Sunday, August 16, 2015

What Is It

The intellectual domain of Gottfried Wilhelm von Leibniz cannot be captured in a single word. For most of his life, he was a jurist, a courtier, a diplomat, and a librarian; he also made huge contributions to the study of logic, geometry, physics, botany, physiology, linguistics, and of course, the infinitesimal calculus. And yet, many of his ideas remain obscure to the modern reader. What in the world is a Monad? Why does Leibniz care so much about the so-called Principle of Sufficient Reason? And how could he claim that this is the Best of all Possible Worlds? John and Ken discuss the most important philosopher you know the least about with Daniel Garber from Princeton University, author of Leibniz: Body, Substance, Monad.

Listening Notes

John and Ken note that although most know very little of Leibniz, he actually has very far reaching effects, reaching even into recent innovations in Silicon Valley. Even if he is a genius, Ken finds ridiculous Leibniz’ idea that this world was the best of all possible worlds. John defends the logical soundness of Leibniz’ argument. Ken responds with the argument that simply experience and common sense makes it clear that Leibniz is incorrect, but John responds that our experience might be an insufficient metric to evaluate the overall goodness of the world.

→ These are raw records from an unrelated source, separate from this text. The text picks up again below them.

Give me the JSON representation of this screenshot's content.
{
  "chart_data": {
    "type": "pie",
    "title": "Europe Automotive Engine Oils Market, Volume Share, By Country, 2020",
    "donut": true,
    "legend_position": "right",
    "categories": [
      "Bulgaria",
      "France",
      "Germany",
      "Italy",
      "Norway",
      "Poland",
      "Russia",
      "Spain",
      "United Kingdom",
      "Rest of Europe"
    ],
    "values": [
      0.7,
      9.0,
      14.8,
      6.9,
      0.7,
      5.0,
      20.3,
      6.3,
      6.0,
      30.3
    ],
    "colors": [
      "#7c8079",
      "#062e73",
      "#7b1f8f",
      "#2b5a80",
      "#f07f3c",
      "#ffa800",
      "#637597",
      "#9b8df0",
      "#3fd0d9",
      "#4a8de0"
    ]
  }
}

John and Ken invite guest Daniel Garber, Professor of Philosophy from Princeton, and author of Leibniz: Body, Substance, Monad. Discussing the best of all possible worlds argument, Daniel notes that behind it, there is the assumption that the world has meaning, that there is a reason why the world is the way it is. Ken puts this in the context of the Scientific Revolution, when the world began to be perceived as a mechanism. Daniel agrees on the importance of this context, especially since such a perception of the world jeopardized moral absolutes.

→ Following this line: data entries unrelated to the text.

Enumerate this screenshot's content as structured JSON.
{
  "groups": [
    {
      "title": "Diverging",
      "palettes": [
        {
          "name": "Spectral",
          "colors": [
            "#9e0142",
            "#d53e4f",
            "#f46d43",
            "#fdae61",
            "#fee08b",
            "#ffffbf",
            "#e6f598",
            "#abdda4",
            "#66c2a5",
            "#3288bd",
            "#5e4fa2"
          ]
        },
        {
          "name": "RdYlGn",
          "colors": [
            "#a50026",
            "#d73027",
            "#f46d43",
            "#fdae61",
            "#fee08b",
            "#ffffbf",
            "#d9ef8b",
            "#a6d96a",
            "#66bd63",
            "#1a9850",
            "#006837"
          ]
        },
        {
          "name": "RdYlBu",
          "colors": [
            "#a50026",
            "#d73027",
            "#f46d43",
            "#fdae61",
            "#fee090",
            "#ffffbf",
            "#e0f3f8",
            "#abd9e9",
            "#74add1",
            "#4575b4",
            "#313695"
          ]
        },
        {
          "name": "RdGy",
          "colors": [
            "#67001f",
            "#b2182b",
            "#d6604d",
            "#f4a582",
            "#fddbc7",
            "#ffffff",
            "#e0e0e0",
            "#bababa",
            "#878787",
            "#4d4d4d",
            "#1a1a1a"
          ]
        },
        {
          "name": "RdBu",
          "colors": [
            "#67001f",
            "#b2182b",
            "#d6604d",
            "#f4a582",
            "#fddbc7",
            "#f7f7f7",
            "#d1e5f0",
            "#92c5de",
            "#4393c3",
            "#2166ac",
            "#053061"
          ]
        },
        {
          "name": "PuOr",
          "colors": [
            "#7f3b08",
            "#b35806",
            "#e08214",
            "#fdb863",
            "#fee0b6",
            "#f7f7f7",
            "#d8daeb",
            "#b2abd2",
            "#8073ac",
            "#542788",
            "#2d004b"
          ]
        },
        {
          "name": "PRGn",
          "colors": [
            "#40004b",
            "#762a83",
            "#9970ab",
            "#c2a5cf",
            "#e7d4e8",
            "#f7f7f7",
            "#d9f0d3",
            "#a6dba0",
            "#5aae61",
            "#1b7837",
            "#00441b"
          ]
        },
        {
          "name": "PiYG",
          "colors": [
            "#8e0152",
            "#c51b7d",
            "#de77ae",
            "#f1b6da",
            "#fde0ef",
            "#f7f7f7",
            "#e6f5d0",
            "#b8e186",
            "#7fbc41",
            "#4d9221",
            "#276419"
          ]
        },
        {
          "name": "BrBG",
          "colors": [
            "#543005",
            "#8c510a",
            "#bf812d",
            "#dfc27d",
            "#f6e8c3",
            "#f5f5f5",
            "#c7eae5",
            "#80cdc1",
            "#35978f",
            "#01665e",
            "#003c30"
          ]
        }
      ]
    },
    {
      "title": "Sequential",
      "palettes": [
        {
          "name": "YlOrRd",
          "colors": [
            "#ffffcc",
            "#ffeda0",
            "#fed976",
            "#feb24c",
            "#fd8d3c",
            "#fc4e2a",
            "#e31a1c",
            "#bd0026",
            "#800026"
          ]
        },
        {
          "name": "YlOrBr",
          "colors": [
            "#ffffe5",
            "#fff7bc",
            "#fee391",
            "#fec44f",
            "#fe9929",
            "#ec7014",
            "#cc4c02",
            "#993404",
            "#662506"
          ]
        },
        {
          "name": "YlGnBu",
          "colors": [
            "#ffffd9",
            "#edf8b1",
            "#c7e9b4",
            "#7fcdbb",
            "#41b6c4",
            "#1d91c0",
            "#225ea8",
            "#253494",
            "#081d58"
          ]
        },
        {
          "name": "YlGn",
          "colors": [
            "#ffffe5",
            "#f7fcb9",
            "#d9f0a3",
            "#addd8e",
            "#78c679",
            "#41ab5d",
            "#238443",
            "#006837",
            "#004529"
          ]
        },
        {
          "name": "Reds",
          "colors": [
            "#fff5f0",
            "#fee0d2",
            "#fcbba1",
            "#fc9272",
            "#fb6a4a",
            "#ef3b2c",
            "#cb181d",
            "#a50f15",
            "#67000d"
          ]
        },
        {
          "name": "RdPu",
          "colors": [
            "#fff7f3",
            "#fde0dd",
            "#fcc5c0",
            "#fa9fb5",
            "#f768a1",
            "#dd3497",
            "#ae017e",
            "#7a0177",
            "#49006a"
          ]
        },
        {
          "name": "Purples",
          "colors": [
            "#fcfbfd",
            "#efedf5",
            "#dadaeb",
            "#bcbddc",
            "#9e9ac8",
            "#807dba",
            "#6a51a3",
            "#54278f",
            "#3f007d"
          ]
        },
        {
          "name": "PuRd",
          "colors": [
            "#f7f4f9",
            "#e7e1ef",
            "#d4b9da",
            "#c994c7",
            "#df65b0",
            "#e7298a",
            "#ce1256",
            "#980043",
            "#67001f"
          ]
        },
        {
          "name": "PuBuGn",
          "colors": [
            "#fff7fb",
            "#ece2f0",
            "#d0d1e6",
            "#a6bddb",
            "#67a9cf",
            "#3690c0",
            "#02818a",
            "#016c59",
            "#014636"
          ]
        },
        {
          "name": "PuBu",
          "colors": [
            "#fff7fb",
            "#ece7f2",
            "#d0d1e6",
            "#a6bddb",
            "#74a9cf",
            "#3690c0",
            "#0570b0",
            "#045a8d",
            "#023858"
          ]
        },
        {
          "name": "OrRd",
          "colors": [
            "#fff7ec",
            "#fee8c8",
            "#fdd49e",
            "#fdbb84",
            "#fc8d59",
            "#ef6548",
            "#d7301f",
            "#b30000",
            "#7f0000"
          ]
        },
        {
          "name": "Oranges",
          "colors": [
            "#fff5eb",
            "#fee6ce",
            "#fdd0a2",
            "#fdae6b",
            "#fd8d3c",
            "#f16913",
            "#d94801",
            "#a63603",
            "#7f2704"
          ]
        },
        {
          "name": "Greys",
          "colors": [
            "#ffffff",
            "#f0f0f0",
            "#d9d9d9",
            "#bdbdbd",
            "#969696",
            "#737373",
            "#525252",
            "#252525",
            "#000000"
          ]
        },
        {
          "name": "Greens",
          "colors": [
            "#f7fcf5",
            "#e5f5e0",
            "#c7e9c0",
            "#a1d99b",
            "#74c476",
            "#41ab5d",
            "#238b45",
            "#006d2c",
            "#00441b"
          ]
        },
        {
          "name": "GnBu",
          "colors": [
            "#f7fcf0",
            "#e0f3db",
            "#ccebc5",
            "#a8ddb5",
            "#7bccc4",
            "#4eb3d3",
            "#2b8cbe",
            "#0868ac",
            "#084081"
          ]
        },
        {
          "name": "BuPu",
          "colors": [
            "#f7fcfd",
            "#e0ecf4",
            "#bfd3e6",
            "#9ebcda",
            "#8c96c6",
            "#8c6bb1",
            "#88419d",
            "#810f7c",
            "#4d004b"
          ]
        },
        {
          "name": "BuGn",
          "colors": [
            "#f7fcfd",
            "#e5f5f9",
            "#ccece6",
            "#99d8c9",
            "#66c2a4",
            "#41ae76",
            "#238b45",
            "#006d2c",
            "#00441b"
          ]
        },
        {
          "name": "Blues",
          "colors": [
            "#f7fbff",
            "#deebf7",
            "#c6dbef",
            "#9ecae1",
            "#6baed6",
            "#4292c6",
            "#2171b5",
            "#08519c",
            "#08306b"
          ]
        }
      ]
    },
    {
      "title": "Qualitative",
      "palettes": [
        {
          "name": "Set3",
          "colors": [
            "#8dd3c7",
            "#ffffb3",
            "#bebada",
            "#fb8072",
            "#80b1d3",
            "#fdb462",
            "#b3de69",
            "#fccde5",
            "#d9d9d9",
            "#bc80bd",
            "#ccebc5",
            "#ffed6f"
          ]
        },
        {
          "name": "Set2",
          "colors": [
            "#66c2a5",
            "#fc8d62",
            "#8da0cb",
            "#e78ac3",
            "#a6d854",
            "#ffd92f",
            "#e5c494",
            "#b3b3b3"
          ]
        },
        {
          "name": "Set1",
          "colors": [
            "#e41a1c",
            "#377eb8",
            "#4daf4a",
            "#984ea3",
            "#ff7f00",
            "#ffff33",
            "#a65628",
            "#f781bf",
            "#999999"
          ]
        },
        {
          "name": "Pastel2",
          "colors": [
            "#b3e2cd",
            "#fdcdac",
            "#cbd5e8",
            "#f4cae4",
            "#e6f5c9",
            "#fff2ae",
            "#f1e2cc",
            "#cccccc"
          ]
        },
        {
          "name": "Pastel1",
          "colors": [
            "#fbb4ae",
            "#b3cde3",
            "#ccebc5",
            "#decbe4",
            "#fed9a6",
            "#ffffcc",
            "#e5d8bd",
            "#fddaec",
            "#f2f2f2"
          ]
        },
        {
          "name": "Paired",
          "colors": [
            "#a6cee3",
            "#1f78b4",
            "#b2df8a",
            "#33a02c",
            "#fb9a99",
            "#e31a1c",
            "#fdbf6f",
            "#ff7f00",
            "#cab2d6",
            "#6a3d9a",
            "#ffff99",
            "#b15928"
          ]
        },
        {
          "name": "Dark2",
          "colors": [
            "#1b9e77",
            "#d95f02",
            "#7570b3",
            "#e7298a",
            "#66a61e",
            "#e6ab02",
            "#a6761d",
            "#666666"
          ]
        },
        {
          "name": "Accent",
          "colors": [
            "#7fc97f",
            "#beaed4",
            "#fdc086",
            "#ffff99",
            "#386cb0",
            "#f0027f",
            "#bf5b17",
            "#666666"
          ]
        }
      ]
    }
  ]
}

Returning to the best of all possible worlds argument, Daniel explains that it’s a purely logical argument separate from our experiences with the world. Ken asks what does Leibniz mean by good? The criterion is not pleasantness for human beings to live in; that is our parochial perspective. It is good in a much broader, metaphysical sense. This does mean that there is no particular comfort in learning that we live in the best of all possible worlds, which is something that Voltaire missed. Clarifying Leibniz for many of those who are unfamiliar with him, John shifts the conversation the what a Monad is and how it relates to the Cartesian conception of the self.

The conversation then shifts to the topic of whether we can have another Leibniz in our own times. Daniel makes the case that individuals of our time can likely never synthesize different fields of thought as was possible during Leibniz’s time, because these fields of thought have gotten much more technical.

To conclude, Daniel comments on Leibniz’s early conception of relativity in space and how it came from his understanding of the Principle of Sufficient Reason with respect to God. Also, Daniel mentions how Leibniz likely had the first conception of the unconscious and its determination of human behavior.

  • Roving Philosophical Report (Seek to 6:22): Shuka Kalantari investigates the controversy between Leibniz and Isaac Newton regarding who first discovered calculus. She also covers Leibniz’s rise from obscurity to posthumous fame.
  • Sixty-Second Philosopher (Seek to 47:11): Ian Shoales: Discusses Leibniz’s life, intellectual genius, and eccentric personality.